June 13, 2024

Keeping Media and Government Accountable.

Eyebrow threading exemption approved for Kansas Senate vote

Share Now:
Print Friendly, PDF & Email

Practitioners of the ancient art of eyebrow threading may no longer have to spend thousands of dollars to get what amounts to a government permission slip to work in Kansas.

Senate Bill 348, which exempts threading from the Board of Cosmetology licensing requirements, was recommended for passage by the Public Health and Welfare Committee last week and now awaits action for a full vote of the Senate. 

Threading is a centuries-old practice, common in many parts of Asia, in which a thread no thicker than dental floss is used to “lasso” unwanted hair — usually on the eyebrows — and remove it.  The skill isn’t a part of Kansas cosmetology school curriculum, but the state requires threaders to be licensed — and complete 1,000 hours of training for other skills they do not want and will not use.

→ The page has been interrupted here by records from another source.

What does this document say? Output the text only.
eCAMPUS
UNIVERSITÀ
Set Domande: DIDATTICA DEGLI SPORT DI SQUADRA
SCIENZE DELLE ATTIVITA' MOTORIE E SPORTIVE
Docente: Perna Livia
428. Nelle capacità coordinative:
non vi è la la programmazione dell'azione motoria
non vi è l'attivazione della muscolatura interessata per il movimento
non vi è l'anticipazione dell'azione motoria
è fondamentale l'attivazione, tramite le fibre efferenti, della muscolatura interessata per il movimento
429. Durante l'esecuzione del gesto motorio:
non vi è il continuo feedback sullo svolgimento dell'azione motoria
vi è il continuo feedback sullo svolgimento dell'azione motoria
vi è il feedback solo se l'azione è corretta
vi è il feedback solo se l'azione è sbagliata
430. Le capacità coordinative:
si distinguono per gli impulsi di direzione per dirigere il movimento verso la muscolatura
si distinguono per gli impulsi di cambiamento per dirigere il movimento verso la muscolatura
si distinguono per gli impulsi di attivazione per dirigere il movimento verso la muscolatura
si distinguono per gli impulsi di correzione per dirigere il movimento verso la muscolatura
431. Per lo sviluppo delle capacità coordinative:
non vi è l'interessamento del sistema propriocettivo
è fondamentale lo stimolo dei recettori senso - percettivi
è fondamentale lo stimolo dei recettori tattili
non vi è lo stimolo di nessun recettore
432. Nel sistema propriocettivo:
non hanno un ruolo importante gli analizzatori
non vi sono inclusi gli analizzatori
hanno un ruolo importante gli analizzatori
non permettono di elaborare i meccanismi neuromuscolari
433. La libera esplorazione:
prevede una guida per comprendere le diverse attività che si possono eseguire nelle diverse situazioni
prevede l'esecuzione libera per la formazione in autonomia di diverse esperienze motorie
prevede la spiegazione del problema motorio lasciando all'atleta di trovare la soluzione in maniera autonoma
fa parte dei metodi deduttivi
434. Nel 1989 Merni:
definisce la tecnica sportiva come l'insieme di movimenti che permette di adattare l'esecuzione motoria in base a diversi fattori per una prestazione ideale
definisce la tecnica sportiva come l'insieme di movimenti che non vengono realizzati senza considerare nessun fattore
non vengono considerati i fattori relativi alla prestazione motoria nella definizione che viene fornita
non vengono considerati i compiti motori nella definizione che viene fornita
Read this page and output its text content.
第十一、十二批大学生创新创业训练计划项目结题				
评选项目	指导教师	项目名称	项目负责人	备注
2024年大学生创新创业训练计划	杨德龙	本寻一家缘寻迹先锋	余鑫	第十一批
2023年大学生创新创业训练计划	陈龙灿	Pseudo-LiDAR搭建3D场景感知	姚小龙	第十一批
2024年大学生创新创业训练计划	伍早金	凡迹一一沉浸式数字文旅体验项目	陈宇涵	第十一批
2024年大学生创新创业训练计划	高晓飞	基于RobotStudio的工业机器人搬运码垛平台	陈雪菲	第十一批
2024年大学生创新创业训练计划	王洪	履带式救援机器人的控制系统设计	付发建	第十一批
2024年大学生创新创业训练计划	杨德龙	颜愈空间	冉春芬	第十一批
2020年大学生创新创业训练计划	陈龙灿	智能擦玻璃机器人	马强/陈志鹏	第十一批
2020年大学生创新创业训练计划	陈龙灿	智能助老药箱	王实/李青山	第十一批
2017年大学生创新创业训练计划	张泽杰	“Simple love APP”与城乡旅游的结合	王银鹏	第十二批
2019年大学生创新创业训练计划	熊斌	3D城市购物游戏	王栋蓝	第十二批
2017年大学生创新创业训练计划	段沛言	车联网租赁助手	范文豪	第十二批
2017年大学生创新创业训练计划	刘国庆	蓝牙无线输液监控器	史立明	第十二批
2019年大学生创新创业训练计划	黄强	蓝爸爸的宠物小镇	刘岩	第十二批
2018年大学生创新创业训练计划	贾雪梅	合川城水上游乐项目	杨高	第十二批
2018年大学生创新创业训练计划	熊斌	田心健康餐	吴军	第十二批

Senate Bill 348 would remove those requirements so long as the threader doesn’t provide any other services, and only uses traditional tools.

The bill is in response to a 2020 lawsuit filed by the Kansas Justice Institute — which, like the Sentinel, is owned by Kansas Policy Institute —  on behalf of Jyotsna Biscuitwala, her son Jignesh Biscuitwala, and her daughter-in-law Jigisha Mondi.

Jignesh and Jigisha own and operate Miracle Eyebrows salons in Olathe and Shawnee. Under Kansas law, it is a crime to practice unlicensed eyebrow threading or to hire an unlicensed threader. The requirements make it difficult for the pair to find estheticians to work in their salons. 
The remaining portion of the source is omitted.